Now it’s Rhode Island that’s fixing to get up into one of those trees. Rhode Island is another of those Progressive-Democrat-run States, this one with a Progressive-Democrat governor, a 38-seat Senate containing 33 Progressive-Democrats, and a 75-seat House filled with 65 Progressive-Democrats.

This is what we can expect nationwide if Party wins control of the House and Senate this fall, and it’ll get far worse if Pary wins the White House in the 2028 election cycle.

Trump and a Chinese Idiom

Walter Russell Mead’s Sunday Wall Street Journal op-ed opened with this subheadline:

For him [President Donald Trump (R)], extreme volatility and risk are not a problem but an opportunity.

Here’s an old and hoary Chinese idiom:

危機

These characters, 危 + 機 in their combination translate to Crisis, and the term is composed of characters meaning Danger + Opportunity

Mead’s piece expands on his theme of President Donald Trump’s (R) use of volatility and risk, but that’s just another way of saying, in Western diction, that Chinese idiom. The only difference between the two is whether the deviation is imposed from the outside or it’s created by deliberately deviating.

That idiom, and the Western rephrasing of volatility and risk, are essentially correct.

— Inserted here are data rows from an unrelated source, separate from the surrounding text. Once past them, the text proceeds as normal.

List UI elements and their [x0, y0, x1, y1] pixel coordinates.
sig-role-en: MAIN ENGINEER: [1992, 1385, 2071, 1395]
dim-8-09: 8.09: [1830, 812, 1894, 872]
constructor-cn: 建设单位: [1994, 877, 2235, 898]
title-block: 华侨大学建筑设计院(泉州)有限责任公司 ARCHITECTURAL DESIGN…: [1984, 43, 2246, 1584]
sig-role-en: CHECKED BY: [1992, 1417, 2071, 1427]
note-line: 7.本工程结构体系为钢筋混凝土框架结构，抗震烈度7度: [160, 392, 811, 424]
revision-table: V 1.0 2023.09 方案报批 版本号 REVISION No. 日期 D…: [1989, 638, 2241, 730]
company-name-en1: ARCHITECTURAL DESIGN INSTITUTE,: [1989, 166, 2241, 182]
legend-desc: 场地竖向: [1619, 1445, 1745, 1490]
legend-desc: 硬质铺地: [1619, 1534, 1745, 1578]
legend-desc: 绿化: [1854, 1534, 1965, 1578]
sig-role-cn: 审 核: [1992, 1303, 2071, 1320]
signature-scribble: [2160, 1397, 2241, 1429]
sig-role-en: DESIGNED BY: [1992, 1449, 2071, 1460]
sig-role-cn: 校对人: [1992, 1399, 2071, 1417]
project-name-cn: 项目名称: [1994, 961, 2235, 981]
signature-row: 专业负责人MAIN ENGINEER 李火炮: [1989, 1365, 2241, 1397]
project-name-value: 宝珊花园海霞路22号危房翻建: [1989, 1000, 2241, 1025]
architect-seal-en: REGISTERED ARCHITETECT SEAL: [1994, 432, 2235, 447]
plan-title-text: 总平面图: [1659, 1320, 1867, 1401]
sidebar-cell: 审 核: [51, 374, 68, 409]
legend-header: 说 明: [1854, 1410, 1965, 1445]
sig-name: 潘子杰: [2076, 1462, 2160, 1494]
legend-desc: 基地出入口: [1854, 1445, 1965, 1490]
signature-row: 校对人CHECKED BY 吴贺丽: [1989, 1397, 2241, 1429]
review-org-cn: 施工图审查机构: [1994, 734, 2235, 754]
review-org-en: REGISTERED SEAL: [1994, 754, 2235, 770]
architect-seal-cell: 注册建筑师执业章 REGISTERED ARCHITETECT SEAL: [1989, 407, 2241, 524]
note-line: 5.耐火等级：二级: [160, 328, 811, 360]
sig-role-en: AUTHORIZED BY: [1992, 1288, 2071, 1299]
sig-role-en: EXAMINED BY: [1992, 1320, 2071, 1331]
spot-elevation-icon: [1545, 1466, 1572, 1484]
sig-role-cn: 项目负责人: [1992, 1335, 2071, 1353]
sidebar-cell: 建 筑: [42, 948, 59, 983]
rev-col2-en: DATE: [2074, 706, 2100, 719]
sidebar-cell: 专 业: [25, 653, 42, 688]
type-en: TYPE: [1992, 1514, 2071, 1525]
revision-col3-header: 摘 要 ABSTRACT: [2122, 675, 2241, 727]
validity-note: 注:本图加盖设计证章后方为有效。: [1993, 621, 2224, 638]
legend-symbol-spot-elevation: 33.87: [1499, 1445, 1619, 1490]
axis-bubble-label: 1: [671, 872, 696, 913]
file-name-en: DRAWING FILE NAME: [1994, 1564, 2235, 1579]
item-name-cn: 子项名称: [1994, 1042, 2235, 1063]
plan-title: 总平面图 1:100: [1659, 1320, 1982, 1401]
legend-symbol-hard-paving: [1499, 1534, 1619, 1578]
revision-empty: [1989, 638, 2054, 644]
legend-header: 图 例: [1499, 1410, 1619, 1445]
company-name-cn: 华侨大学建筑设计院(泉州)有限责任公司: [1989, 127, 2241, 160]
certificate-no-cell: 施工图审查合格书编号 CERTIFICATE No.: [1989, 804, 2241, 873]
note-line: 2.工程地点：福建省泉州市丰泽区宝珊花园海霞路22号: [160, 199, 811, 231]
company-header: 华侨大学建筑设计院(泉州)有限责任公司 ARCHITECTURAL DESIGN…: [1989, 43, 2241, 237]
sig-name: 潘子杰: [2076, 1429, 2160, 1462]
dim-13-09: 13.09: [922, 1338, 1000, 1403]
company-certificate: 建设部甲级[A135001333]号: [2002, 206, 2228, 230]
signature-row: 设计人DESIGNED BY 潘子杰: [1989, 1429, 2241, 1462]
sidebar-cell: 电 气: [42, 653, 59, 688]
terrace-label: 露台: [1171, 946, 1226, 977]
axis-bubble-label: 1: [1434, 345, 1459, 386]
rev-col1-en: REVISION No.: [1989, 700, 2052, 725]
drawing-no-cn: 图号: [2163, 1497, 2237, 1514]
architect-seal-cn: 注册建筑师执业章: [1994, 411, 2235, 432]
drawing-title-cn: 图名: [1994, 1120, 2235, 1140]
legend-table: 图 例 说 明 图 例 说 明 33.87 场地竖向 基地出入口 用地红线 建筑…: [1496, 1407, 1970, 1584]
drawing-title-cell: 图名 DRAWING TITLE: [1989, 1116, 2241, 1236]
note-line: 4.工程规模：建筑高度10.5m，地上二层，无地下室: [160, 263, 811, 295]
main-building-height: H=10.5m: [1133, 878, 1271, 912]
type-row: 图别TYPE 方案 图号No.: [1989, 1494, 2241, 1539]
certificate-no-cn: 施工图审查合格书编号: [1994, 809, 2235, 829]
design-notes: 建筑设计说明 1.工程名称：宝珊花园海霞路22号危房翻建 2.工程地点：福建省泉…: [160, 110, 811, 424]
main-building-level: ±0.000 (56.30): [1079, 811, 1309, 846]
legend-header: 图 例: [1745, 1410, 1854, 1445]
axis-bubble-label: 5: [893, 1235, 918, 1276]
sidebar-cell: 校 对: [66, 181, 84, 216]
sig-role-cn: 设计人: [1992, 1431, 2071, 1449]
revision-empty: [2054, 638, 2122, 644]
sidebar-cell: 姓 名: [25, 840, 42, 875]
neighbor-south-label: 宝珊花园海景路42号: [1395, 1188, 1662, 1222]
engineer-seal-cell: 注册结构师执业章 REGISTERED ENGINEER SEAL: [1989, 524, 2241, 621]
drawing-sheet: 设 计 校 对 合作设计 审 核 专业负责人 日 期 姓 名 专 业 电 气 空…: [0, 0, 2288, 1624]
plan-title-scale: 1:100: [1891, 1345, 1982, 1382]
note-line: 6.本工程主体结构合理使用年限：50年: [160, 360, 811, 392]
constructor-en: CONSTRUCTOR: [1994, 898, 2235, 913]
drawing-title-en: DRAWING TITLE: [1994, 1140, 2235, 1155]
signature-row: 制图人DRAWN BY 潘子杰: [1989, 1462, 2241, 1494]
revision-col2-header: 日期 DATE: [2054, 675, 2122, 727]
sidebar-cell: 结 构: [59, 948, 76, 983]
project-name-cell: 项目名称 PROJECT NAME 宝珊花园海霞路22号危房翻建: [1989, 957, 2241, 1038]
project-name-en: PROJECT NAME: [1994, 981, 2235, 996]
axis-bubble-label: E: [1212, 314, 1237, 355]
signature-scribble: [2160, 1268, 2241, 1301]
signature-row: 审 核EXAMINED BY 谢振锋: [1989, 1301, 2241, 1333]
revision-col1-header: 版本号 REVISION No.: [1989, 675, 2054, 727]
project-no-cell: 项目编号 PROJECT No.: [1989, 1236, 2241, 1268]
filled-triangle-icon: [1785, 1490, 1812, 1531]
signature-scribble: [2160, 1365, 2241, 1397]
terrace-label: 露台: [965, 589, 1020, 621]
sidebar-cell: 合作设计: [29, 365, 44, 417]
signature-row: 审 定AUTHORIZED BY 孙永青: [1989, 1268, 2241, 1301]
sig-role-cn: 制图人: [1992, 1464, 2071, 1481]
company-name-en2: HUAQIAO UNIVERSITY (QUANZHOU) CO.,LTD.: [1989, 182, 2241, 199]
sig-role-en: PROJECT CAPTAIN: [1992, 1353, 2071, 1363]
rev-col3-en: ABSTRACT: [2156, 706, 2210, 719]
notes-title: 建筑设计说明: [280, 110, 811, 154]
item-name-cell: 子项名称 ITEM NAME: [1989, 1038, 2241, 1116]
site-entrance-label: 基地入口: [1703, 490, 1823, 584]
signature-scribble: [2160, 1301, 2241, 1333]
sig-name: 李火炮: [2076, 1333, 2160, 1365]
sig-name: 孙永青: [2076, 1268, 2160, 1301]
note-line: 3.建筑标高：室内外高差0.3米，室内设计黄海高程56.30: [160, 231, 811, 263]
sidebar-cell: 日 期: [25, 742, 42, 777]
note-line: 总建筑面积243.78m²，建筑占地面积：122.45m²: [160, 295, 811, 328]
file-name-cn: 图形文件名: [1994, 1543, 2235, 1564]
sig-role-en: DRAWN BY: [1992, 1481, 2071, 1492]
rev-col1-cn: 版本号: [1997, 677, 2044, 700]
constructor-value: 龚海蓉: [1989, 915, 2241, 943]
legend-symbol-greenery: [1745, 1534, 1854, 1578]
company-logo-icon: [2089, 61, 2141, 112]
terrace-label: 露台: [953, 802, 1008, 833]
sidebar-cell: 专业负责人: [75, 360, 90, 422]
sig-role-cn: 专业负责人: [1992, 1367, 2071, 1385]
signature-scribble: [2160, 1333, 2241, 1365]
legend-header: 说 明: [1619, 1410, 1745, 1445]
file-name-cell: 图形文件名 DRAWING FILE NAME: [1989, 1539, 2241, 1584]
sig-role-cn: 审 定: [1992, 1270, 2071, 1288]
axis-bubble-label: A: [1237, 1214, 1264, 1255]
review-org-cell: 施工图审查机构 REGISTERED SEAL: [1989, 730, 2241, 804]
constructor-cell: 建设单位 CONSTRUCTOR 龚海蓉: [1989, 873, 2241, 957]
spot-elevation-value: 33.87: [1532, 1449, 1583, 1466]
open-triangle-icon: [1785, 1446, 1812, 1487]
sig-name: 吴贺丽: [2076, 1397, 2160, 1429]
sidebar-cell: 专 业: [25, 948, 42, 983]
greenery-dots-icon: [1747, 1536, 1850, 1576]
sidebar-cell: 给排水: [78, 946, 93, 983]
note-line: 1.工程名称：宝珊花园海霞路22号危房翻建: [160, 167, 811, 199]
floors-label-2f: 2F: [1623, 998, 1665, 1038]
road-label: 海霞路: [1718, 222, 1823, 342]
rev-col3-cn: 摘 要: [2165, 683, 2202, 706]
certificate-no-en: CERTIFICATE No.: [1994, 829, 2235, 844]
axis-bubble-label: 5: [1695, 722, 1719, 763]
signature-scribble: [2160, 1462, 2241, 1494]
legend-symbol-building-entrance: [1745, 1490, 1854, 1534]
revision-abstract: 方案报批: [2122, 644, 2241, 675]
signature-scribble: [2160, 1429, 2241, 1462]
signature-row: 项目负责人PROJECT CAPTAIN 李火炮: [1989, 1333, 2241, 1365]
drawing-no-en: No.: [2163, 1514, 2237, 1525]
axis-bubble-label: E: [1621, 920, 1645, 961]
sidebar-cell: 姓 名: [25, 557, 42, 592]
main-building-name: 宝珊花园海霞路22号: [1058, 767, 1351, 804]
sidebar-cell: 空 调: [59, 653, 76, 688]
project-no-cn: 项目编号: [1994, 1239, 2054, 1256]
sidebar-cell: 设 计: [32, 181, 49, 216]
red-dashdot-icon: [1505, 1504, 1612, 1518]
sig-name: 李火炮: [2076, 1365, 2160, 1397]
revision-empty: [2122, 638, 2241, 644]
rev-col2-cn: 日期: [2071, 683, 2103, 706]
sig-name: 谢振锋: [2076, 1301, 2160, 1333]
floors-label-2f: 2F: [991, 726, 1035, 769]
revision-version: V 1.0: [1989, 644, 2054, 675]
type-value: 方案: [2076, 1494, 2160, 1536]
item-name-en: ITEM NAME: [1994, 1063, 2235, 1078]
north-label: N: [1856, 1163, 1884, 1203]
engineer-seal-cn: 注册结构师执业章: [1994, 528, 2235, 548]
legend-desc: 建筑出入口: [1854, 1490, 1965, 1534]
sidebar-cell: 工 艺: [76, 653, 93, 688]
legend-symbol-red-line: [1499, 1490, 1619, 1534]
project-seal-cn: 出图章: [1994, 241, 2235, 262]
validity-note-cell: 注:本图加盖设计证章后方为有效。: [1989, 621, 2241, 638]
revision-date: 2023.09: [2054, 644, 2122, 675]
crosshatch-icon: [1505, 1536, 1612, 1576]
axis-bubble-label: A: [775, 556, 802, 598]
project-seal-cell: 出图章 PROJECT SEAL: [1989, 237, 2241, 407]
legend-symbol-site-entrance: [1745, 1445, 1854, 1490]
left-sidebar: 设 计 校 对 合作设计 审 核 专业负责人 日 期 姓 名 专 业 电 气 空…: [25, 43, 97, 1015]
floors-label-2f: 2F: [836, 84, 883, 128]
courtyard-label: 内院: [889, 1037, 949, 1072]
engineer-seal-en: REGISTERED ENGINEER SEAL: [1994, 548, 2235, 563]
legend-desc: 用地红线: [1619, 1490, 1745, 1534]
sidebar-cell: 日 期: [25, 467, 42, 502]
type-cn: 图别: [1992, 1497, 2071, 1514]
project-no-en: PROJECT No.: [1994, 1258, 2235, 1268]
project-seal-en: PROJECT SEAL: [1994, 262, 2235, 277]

Gains are not made without taking the underlying risks of deviating from the status quo. Great gains are possible only with making great deviations. Both Crisis and Volatility and Risk are those opportunities from great deviations.

Those who fear crisis or volatility and risk to the point of paralysis seek to have the rest of us similarly paralyzed lest they be left behind.

Misunderstanding?

The Wall Street Journal‘s editors laid out their “misunderstanding” in the opening sentence of their lede of their Sunday editorial.

Does a biological boy who transitions to become a girl have a constitutional right to compete in girls’ sports?

No, this is no mere misunderstanding; even a journalist knows better than this. It’s a deliberate distortion, which these editors are dishonestly presenting as established fact.

The fact that these…persons…are trying to steer us away from is that gender is immutable, and it is established at the moment a sperm unites with an egg and the genetic combination of XX chromosomes or XY chromosomes are established.

No amount of surgery and/or hormonal treatments can transition a boy into a girl; those actions can only alter his appearance. His genetic makeup remains untouched: he’s still a boy, regardless of what he looks like.

Contradictory and Foolish

The lede lays it out, with Valero, California’s major refinery operator, at the center of the contradiction and foolishness.

A refining company proceeding with its plans to idle its gasoline refinery in California announced Tuesday it will help out California consumers by importing gasoline, which will help shore up the state’s dwindling supply.

The refining company is Valero, and it’s being forced to close its refinery by California’s hostile regulatory environment for oil and natural gas production and for gasoline and ICE engine-powered vehicles in particular. The contradiction is Valero’s decision to close its gasoline-producing refinery as no longer economically viable while deciding to import gasoline from outside the State.

The foolishness is Valero’s decision to import gasoline into the State after closing its refinery in the State.

As Tim Stewart, US Oil and Gas Association President, put it as quoted by Just the News,

Governor Newson trumpeting his leadership is like the captain of a sinking ship taking credit for handing out life jackets after he’s crashed the ferry on the rocks. It was the lack of leadership on energy policy that got California to this point….

It’s not entirely Newsom’s fault, though; he had help from his Progressive-Democrat-run State legislature, which passed the laws he signed, and from his regulators, who wrote the implementing regulations.

Much more than that, though, the fault lies with California’s citizens. If those folks really were concerned about their gasoline availability and pricing and their ICE vehicles, they’d stop electing representatives and governors who are overtly hostile to gasoline and local production of gasoline supplies and to ICE vehicles.